- Occupations: Real estate developer Community leader

= Moishe Indig =

American real estate developer

Moishe Indig (also known as Rabbi Moshe Indig or Rabbi Moishe Indig) is an American rabbi, community leader, newspaper publisher, and political influencer in the Satmar Hasidic community of Williamsburg, Brooklyn, New York.

He is a prominent figure in the Ahronim faction of Satmar (led by Rabbi Aaron Teitelbaum) and has been described as a "kingmaker" in New York City politics due to his influence over Orthodox Jewish voting blocs.

==Early life and background ==
Little is publicly documented about Indig's early life or exact birth date. He is a rabbi within the Satmar Hasidic movement, an ultra-Orthodox (Haredi) Jewish sect known for its anti-Zionist stance and emphasis on religious observance.

==Career and community roles==
Indig is a leading member of the Jewish Community Council of Williamsburg (JCCW), an Orthodox advocacy group distinct from the secular Jewish Community Center, where he serves as a key representative addressing community needs, including requests for assistance (reportedly handling around 80 per day).
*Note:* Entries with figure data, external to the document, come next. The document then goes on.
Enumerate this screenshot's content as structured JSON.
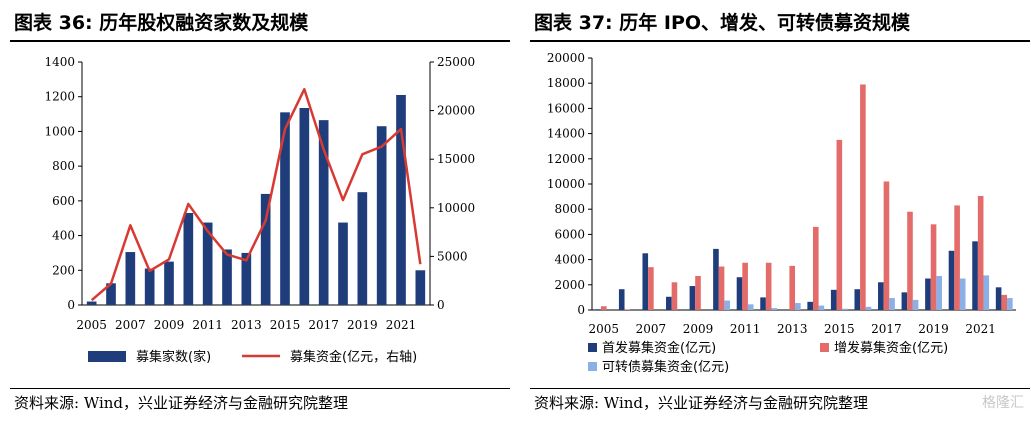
{
  "left": {
    "title": "图表 36:  历年股权融资家数及规模",
    "source": "资料来源:  Wind，兴业证券经济与金融研究院整理",
    "chart_data": {
      "type": "bar",
      "categories": [
        "2005",
        "2006",
        "2007",
        "2008",
        "2009",
        "2010",
        "2011",
        "2012",
        "2013",
        "2014",
        "2015",
        "2016",
        "2017",
        "2018",
        "2019",
        "2020",
        "2021",
        "2022"
      ],
      "xtick_labels": [
        "2005",
        "2007",
        "2009",
        "2011",
        "2013",
        "2015",
        "2017",
        "2019",
        "2021"
      ],
      "series": [
        {
          "name": "募集家数(家)",
          "kind": "bar",
          "axis": "left",
          "color": "#1f3d7a",
          "values": [
            20,
            125,
            305,
            210,
            250,
            530,
            475,
            320,
            300,
            640,
            1110,
            1135,
            1065,
            475,
            650,
            1030,
            1210,
            200
          ]
        },
        {
          "name": "募集资金(亿元，右轴)",
          "kind": "line",
          "axis": "right",
          "color": "#d83a33",
          "values": [
            500,
            2200,
            8200,
            3500,
            4700,
            10400,
            7600,
            5200,
            4600,
            8700,
            18100,
            22200,
            16000,
            10800,
            15500,
            16300,
            18100,
            4200
          ]
        }
      ],
      "ylim_left": [
        0,
        1400
      ],
      "yticks_left": [
        "0",
        "200",
        "400",
        "600",
        "800",
        "1000",
        "1200",
        "1400"
      ],
      "ylim_right": [
        0,
        25000
      ],
      "yticks_right": [
        "0",
        "5000",
        "10000",
        "15000",
        "20000",
        "25000"
      ],
      "legend_position": "bottom"
    }
  },
  "right": {
    "title": "图表 37:  历年 IPO、增发、可转债募资规模",
    "source": "资料来源:  Wind，兴业证券经济与金融研究院整理",
    "logo": "格隆汇",
    "chart_data": {
      "type": "bar",
      "categories": [
        "2005",
        "2006",
        "2007",
        "2008",
        "2009",
        "2010",
        "2011",
        "2012",
        "2013",
        "2014",
        "2015",
        "2016",
        "2017",
        "2018",
        "2019",
        "2020",
        "2021",
        "2022"
      ],
      "xtick_labels": [
        "2005",
        "2007",
        "2009",
        "2011",
        "2013",
        "2015",
        "2017",
        "2019",
        "2021"
      ],
      "series": [
        {
          "name": "首发募集资金(亿元)",
          "color": "#1f3d7a",
          "values": [
            60,
            1650,
            4500,
            1050,
            1900,
            4850,
            2600,
            1000,
            0,
            650,
            1600,
            1650,
            2200,
            1400,
            2500,
            4700,
            5450,
            1800
          ]
        },
        {
          "name": "增发募集资金(亿元)",
          "color": "#e36c6a",
          "values": [
            300,
            50,
            3400,
            2200,
            2700,
            3450,
            3750,
            3750,
            3500,
            6600,
            13500,
            17900,
            10200,
            7800,
            6800,
            8300,
            9050,
            1200
          ]
        },
        {
          "name": "可转债募集资金(亿元)",
          "color": "#8ab0e6",
          "values": [
            0,
            0,
            0,
            0,
            0,
            750,
            450,
            150,
            550,
            350,
            100,
            250,
            950,
            800,
            2700,
            2500,
            2750,
            950
          ]
        }
      ],
      "ylim": [
        0,
        20000
      ],
      "yticks": [
        "0",
        "2000",
        "4000",
        "6000",
        "8000",
        "10000",
        "12000",
        "14000",
        "16000",
        "18000",
        "20000"
      ],
      "legend_position": "bottom"
    }
  }
}
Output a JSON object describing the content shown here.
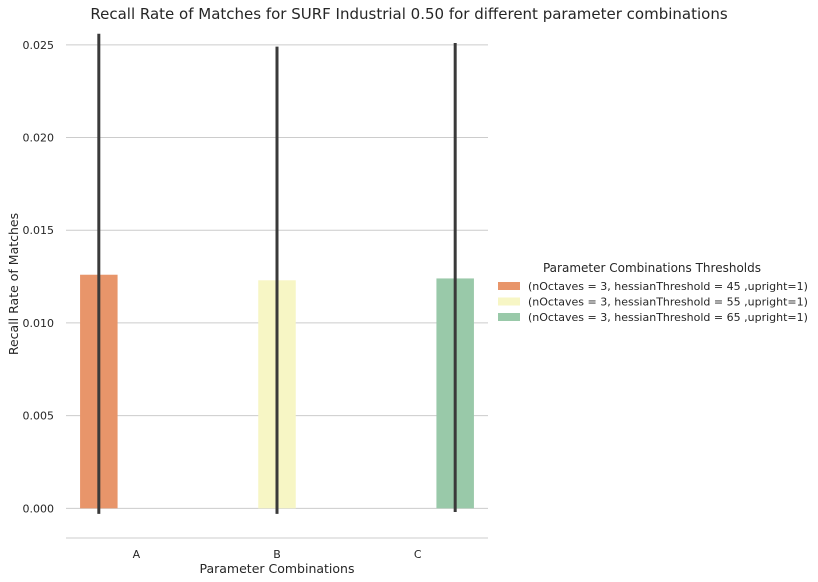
{
  "chart_data": {
    "type": "bar",
    "title": "Recall Rate of Matches for SURF Industrial 0.50 for different parameter combinations",
    "xlabel": "Parameter Combinations",
    "ylabel": "Recall Rate of Matches",
    "categories": [
      "A",
      "B",
      "C"
    ],
    "ylim": [
      -0.0016,
      0.0258
    ],
    "yticks": [
      0.0,
      0.005,
      0.01,
      0.015,
      0.02,
      0.025
    ],
    "ytick_labels": [
      "0.000",
      "0.005",
      "0.010",
      "0.015",
      "0.020",
      "0.025"
    ],
    "grid": true,
    "legend": {
      "title": "Parameter Combinations Thresholds",
      "placement": "right"
    },
    "series": [
      {
        "name": "(nOctaves = 3, hessianThreshold = 45 ,upright=1)",
        "color": "#e8956a",
        "values": [
          0.0126,
          null,
          null
        ],
        "error_low": [
          -0.0003,
          null,
          null
        ],
        "error_high": [
          0.0256,
          null,
          null
        ]
      },
      {
        "name": "(nOctaves = 3, hessianThreshold = 55 ,upright=1)",
        "color": "#f7f6c5",
        "values": [
          null,
          0.0123,
          null
        ],
        "error_low": [
          null,
          -0.0003,
          null
        ],
        "error_high": [
          null,
          0.0249,
          null
        ]
      },
      {
        "name": "(nOctaves = 3, hessianThreshold = 65 ,upright=1)",
        "color": "#99c9a9",
        "values": [
          null,
          null,
          0.0124
        ],
        "error_low": [
          null,
          null,
          -0.0002
        ],
        "error_high": [
          null,
          null,
          0.0251
        ]
      }
    ],
    "errorbar_color": "#3a3a3a"
  }
}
Indig is the publisher and CEO of Der Blatt, a Yiddish-language, print-only newspaper affiliated with the Satmar Ahronim faction. The paper has faced criticism, including in 2020 for allegedly downplaying coverage of large indoor gatherings during COVID-19 restrictions. Indig serves as a member of Brooklyn Community Board 1 on its public safety and human services committees.
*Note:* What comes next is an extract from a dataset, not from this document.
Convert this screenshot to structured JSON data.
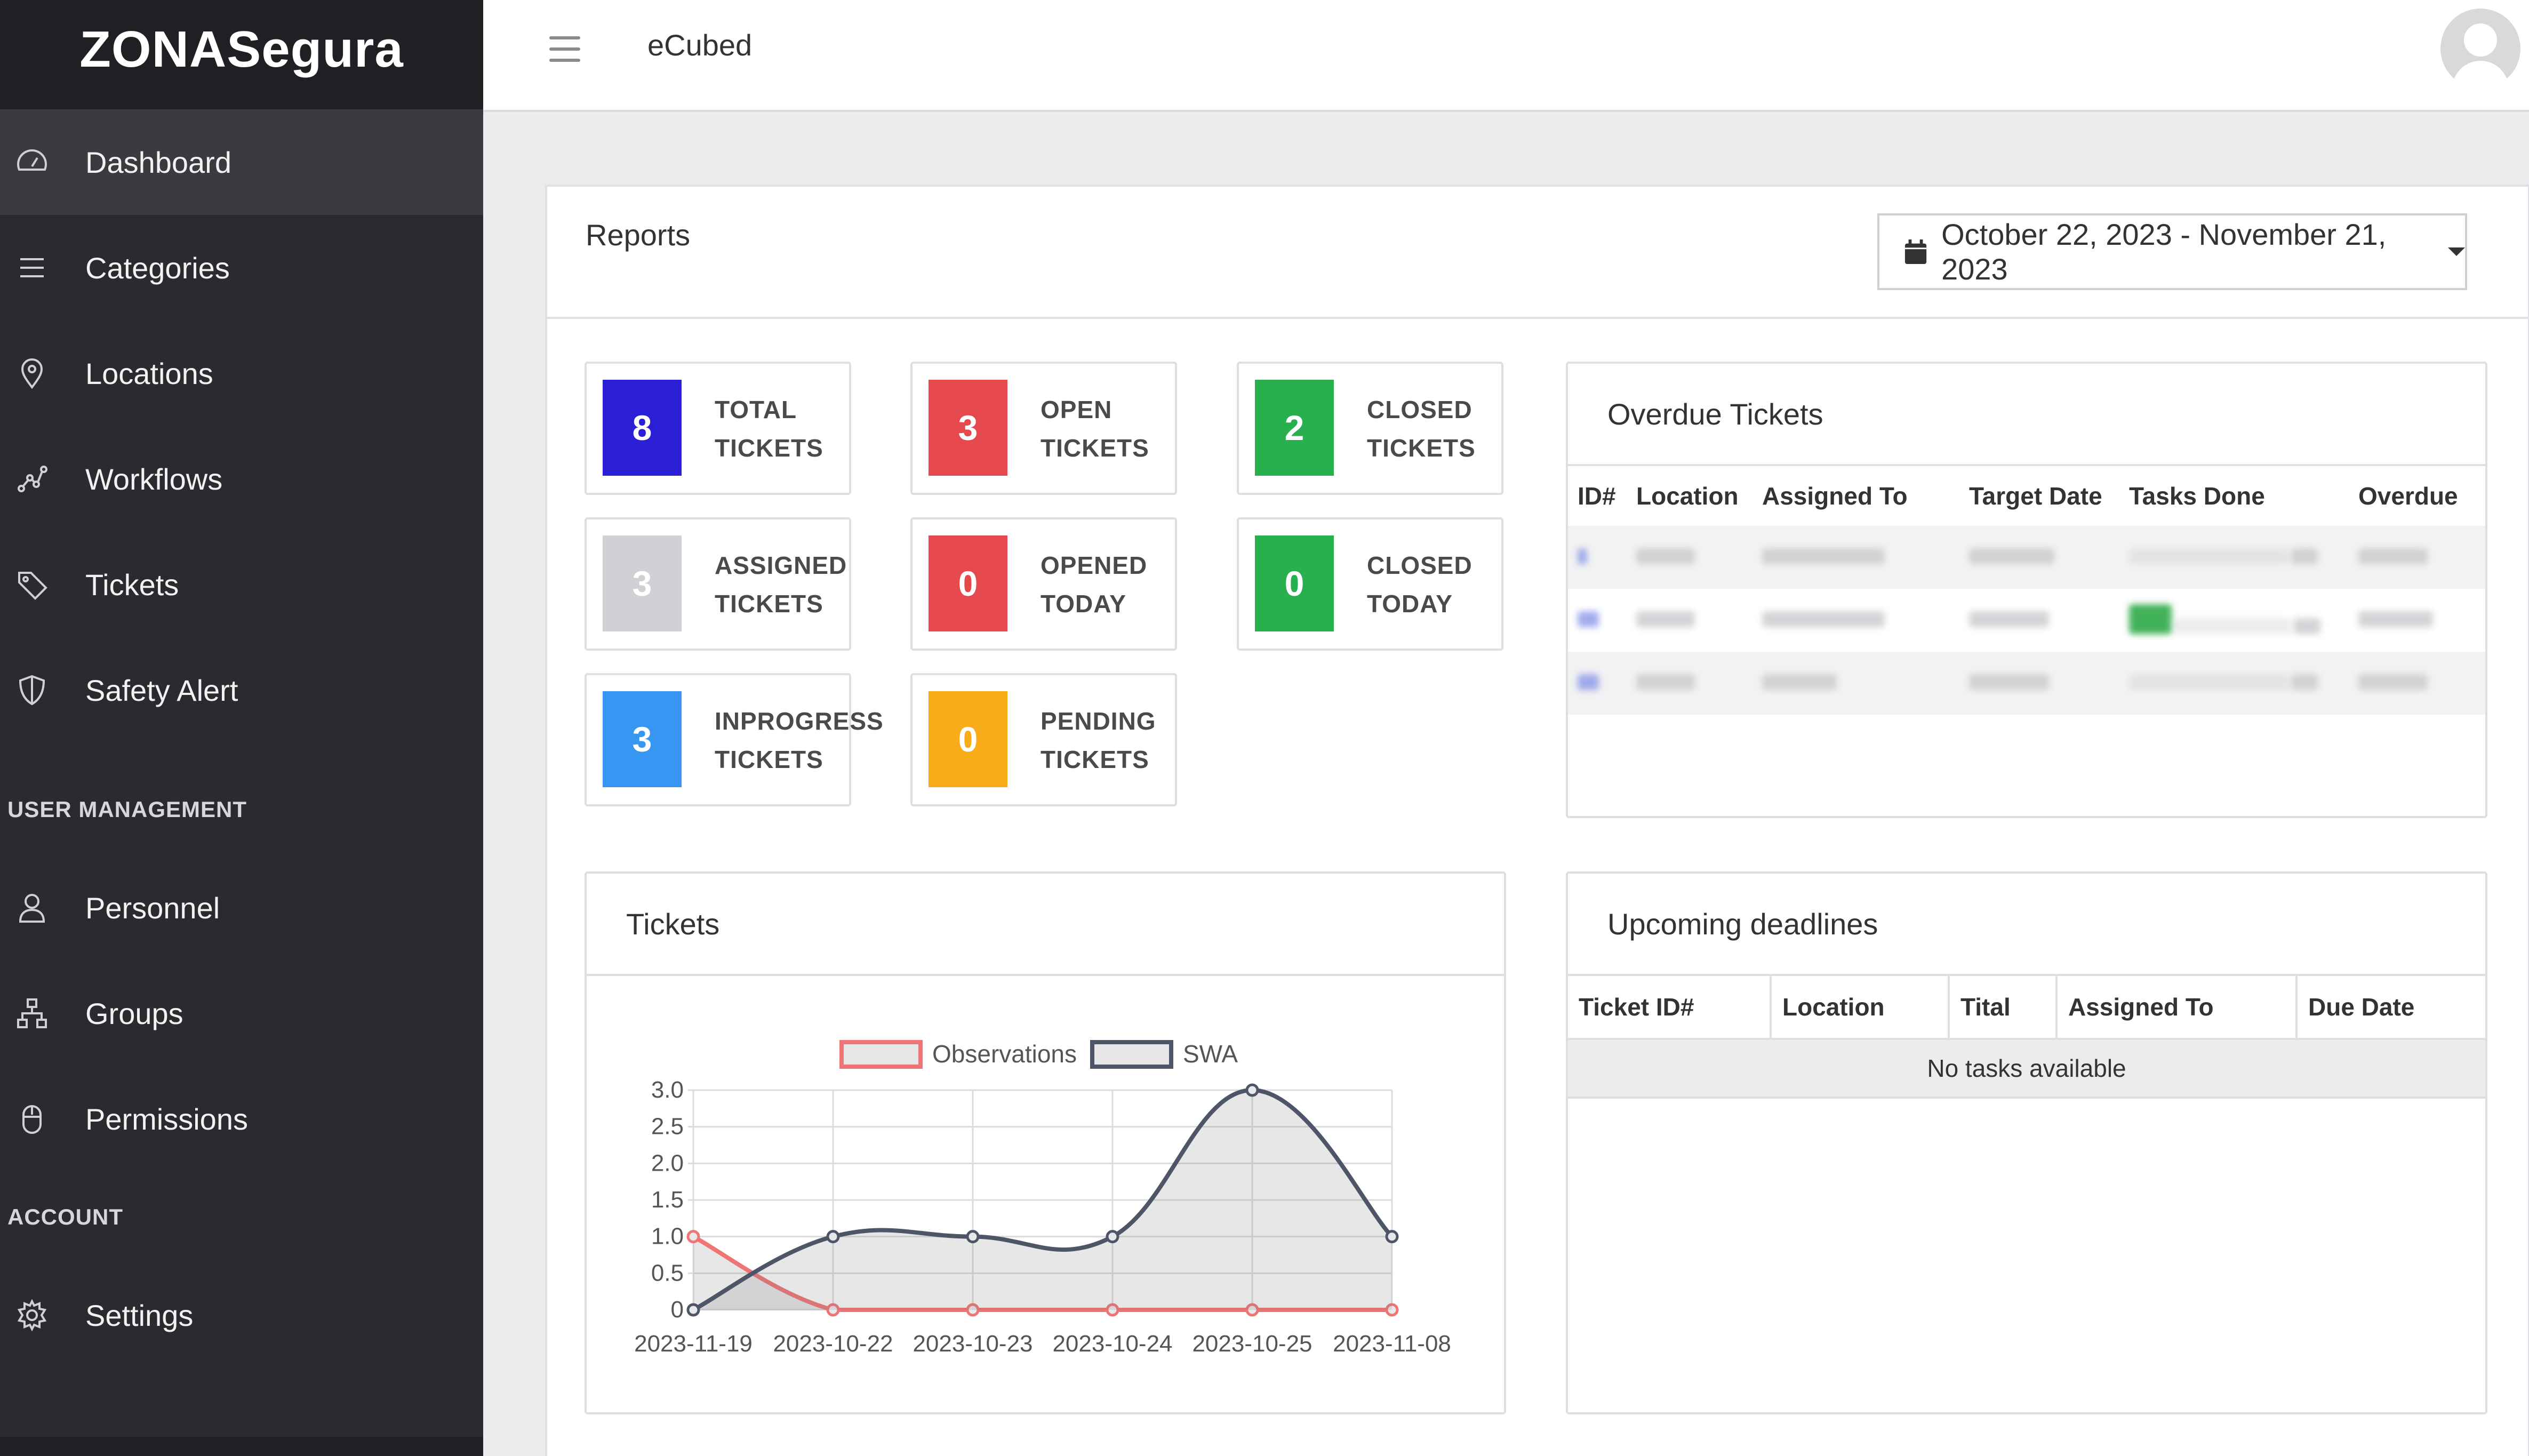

He has historical involvement in real estate as a landlord in Williamsburg. In 2010, he appeared on the Village Voice's list of "New York's Ten Worst Landlords" due to tenant complaints about conditions at a property he owned at 684 Flushing Avenue, including pest infestations and neglect. Indig acknowledged issues at the time and pledged improvements.

===Political influence===
Indig has been a significant political figure in New York City for over two decades, often hosting events and brokering endorsements from the Satmar community. He played a role in shifting Satmar support to Bill de Blasio in the 2013 mayoral election, securing promises on religious issues such as metzitzah b'peh practices. In 2021, his faction endorsed Eric Adams for mayor. In 2025, Indig endorsed Zohran Mamdani for NYC mayor in the final days of the campaign, despite Mamdani's progressive and pro-Palestinian positions, which divided the Satmar community (with some leaders backing Andrew Cuomo instead). Indig defended the move in interviews, emphasizing quiet engagement and community priorities. He has been described as a "power broker" who hosts politicians and influences Orthodox voter turnout to advocate for community autonomy and religious freedoms.

== Personal life==
Indig is married and resides in Williamsburg. He manages venues such as the Rose Castle catering hall and is known for hosting events for community and political figures.